Быстро пройдя по коридору, девушка оказалась у комнаты, отведенной Уайверну. Подняв руку, она тут же негромко постучала, чтобы не дать себе времени изменить решение. Переступая с ноги на ногу, стала ждать ответа. Тут ей пришло в голову, что герцог мог еще спать и просто не услышать ее стука. Ей хотелось надеяться на то, что дело было именно в этом. Она тут же вообразила, как он будет выглядеть, когда откроет дверь: заспанный, со встрепанными волосами и босой, одетый в один только тонкий шелковый халат… «О чем я думаю? — укорила она себя. — Но какой смысл иметь живое воображение, если не будешь им пользоваться?»

Она как раз поднимала руку, чтобы постучать второй раз, когда дверь приоткрылась, явив ей мужчину… но совсем не того, которого она рассчитывала увидеть. Это был камердинер Уайверна, на удивленном лице которого отразилось явное любопытство.

— Кто это, Галл? — осведомился герцог своим звучным голосом откуда-то из глубины комнаты.

— Леди, ваша светлость, — отозвался слуга, повернувшись, чтобы ответить своему хозяину. — Мисс Сент-Джордж, как я понимаю.

Наступило молчание, которое вскоре нарушил звук тихих шагов по ковру. Слуга отошел в сторону, одновременно широко распахнув дверь. И за ней оказался Уайверн — полностью одетый и явно вставший уже достаточно давно.

— Отнесите вещи вниз, — сказал он камердинеру, указывая на составленный, на полу багаж. — И сообщите Хичкоку, что я сейчас приду.

— Конечно, ваша светлость.

Галл поклонился и взял багаж. Кивнув Габриэле, он ушел из комнаты.

— А кто такой Хичкок? — поинтересовалась она, перешагивая через порог.

— Мой кучер. — Он взял дорожные перчатки и начал натягивать их на свои крупные, но изящные руки. — А почему вы встали и разгуливаете по дому, пока все его обитатели еще мирно спят в своих постелях?
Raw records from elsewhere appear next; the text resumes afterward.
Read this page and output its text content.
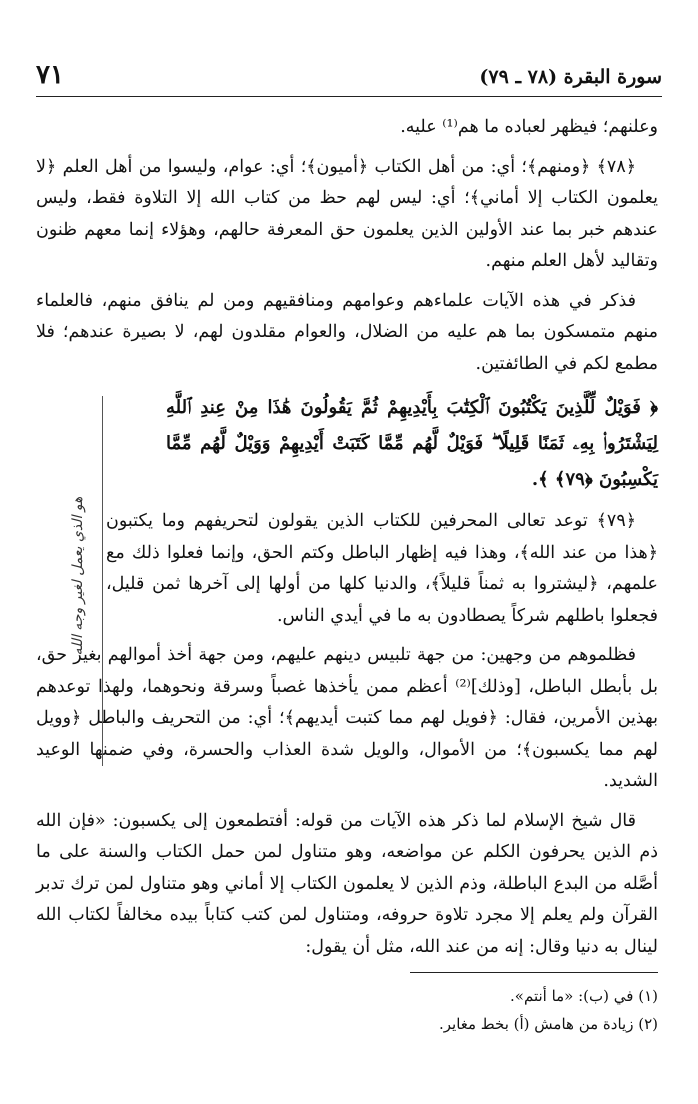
٧١	سورة البقرة (٧٨ ـ ٧٩)

وعلنهم؛ فيظهر لعباده ما هم⁽¹⁾ عليه.

﴿٧٨﴾ ﴿ومنهم﴾؛ أي: من أهل الكتاب ﴿أميون﴾؛ أي: عوام، وليسوا من أهل العلم ﴿لا يعلمون الكتاب إلا أماني﴾؛ أي: ليس لهم حظ من كتاب الله إلا التلاوة فقط، وليس عندهم خبر بما عند الأولين الذين يعلمون حق المعرفة حالهم، وهؤلاء إنما معهم ظنون وتقاليد لأهل العلم منهم.

فذكر في هذه الآيات علماءهم وعوامهم ومنافقيهم ومن لم ينافق منهم، فالعلماء منهم متمسكون بما هم عليه من الضلال، والعوام مقلدون لهم، لا بصيرة عندهم؛ فلا مطمع لكم في الطائفتين.

﴿ فَوَيْلٌ لِّلَّذِينَ يَكْتُبُونَ ٱلْكِتَٰبَ بِأَيْدِيهِمْ ثُمَّ يَقُولُونَ هَٰذَا مِنْ عِندِ ٱللَّهِ لِيَشْتَرُوا۟ بِهِۦ ثَمَنًا قَلِيلًا ۖ فَوَيْلٌ لَّهُم مِّمَّا كَتَبَتْ أَيْدِيهِمْ وَوَيْلٌ لَّهُم مِّمَّا يَكْسِبُونَ ﴿٧٩﴾ ﴾.

﴿٧٩﴾ توعد تعالى المحرفين للكتاب الذين يقولون لتحريفهم وما يكتبون ﴿هذا من عند الله﴾، وهذا فيه إظهار الباطل وكتم الحق، وإنما فعلوا ذلك مع علمهم، ﴿ليشتروا به ثمناً قليلاً﴾، والدنيا كلها من أولها إلى آخرها ثمن قليل، فجعلوا باطلهم شركاً يصطادون به ما في أيدي الناس.

فظلموهم من وجهين: من جهة تلبيس دينهم عليهم، ومن جهة أخذ أموالهم بغير حق، بل بأبطل الباطل، [وذلك]⁽²⁾ أعظم ممن يأخذها غصباً وسرقة ونحوهما، ولهذا توعدهم بهذين الأمرين، فقال: ﴿فويل لهم مما كتبت أيديهم﴾؛ أي: من التحريف والباطل ﴿وويل لهم مما يكسبون﴾؛ من الأموال، والويل شدة العذاب والحسرة، وفي ضمنها الوعيد الشديد.

قال شيخ الإسلام لما ذكر هذه الآيات من قوله: أفتطمعون إلى يكسبون: «فإن الله ذم الذين يحرفون الكلم عن مواضعه، وهو متناول لمن حمل الكتاب والسنة على ما أصَّله من البدع الباطلة، وذم الذين لا يعلمون الكتاب إلا أماني وهو متناول لمن ترك تدبر القرآن ولم يعلم إلا مجرد تلاوة حروفه، ومتناول لمن كتب كتاباً بيده مخالفاً لكتاب الله لينال به دنيا وقال: إنه من عند الله، مثل أن يقول:

هو الذي يعمل لغير وجه الله
(١) في (ب): «ما أنتم».
(٢) زيادة من هامش (أ) بخط مغاير.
— Я часто поднимаюсь на рассвете. По-моему, раннее утро — это самое хорошее время суток. — Она обвела его комнату взглядом. — Но почему ваши вещи уложены? Разве вы уезжаете?

— Вы угадали. — Он на секунду отвел глаза. — У меня возникли срочные дела в поместье.

Она ощутила острый укол разочарования. «Как интересно, — задумалась она в следующую секунду, — что его «срочные дела» возникли именно сегодня, причем в столь ранний час!» И ей показалось, что вчерашний импульсивный и страстный поцелуй может иметь какое-то отношение к его спешному отъезду.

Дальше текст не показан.